I’m not talking about that dumb Comic Book Guy meme. That would be “Worst. Episode. Ever.”, which is completely separate yet still annoying. I mean the tendency of everday Internet dwellers and professional critics alike to dub something as the worst ever, when it is clearly not. (Sure, it’s possible for something recent to be the worst ever, but I’ve rarely if ever seen this.)

Further inflaming things is that they’ll label something the worst ever…until the following year, when something else becomes the worst ever. Wash, rinse, repeat. That clearly means that the preceding items weren’t nearly so bad, now were they?

For example, take this summer’s superhero film Green Lantern. It wasn’t great, but I’ve heard more than one critic dismissing it as “the worst comic book movie ever.”

Are you kidding me? Have these fools never seen schlock like Superman IV: The Quest for Peace or Batman & Robin? Even non-comic book fans could likely name five to ten superhero flicks off the top of their heads that make Green Lantern look like Citizen Kane.

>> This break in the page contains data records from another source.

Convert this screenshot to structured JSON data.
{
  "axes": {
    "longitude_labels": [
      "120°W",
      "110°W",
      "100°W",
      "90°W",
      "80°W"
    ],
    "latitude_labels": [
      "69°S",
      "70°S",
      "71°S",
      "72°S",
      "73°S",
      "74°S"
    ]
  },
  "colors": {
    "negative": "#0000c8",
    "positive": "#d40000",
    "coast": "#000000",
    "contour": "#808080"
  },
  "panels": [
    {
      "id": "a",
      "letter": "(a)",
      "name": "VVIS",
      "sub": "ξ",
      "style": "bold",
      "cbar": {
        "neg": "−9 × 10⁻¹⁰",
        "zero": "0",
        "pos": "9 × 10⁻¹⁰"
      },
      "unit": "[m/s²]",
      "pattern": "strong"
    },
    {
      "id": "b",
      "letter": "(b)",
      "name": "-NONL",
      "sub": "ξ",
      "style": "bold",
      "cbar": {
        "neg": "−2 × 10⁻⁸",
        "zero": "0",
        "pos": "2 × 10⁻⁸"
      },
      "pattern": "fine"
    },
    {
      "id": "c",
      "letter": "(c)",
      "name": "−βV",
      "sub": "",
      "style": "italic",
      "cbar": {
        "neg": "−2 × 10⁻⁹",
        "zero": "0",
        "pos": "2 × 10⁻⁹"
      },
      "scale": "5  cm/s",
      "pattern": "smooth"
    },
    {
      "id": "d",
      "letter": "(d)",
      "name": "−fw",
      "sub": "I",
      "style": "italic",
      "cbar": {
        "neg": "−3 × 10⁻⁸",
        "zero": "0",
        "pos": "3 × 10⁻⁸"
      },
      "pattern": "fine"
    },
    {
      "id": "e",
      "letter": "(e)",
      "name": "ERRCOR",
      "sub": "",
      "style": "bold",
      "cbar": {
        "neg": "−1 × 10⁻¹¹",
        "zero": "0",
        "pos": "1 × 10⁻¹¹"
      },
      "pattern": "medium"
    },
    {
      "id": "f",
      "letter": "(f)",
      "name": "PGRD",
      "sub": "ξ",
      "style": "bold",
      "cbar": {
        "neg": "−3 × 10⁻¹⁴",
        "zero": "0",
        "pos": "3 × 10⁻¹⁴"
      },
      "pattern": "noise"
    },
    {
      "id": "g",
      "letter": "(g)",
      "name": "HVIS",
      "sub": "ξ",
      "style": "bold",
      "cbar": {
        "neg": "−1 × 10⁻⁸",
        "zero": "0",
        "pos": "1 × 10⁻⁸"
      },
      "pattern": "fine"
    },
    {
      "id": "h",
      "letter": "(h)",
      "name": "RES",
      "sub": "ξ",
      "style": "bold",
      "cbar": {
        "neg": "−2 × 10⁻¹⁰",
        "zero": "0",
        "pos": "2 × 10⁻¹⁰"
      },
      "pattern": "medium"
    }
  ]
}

This whole “worst ever” practice is blatant ignorance of and disregard for history. I understand that more often than not it’s either a) just the usual mindless bullshit from the average Internet troll, or b) a shameless ploy to pull in more page hits by making an inflammatory statement. In that case, I hereby declare this entry to be the worst blog post ever.

…until next year’s worst blog post ever.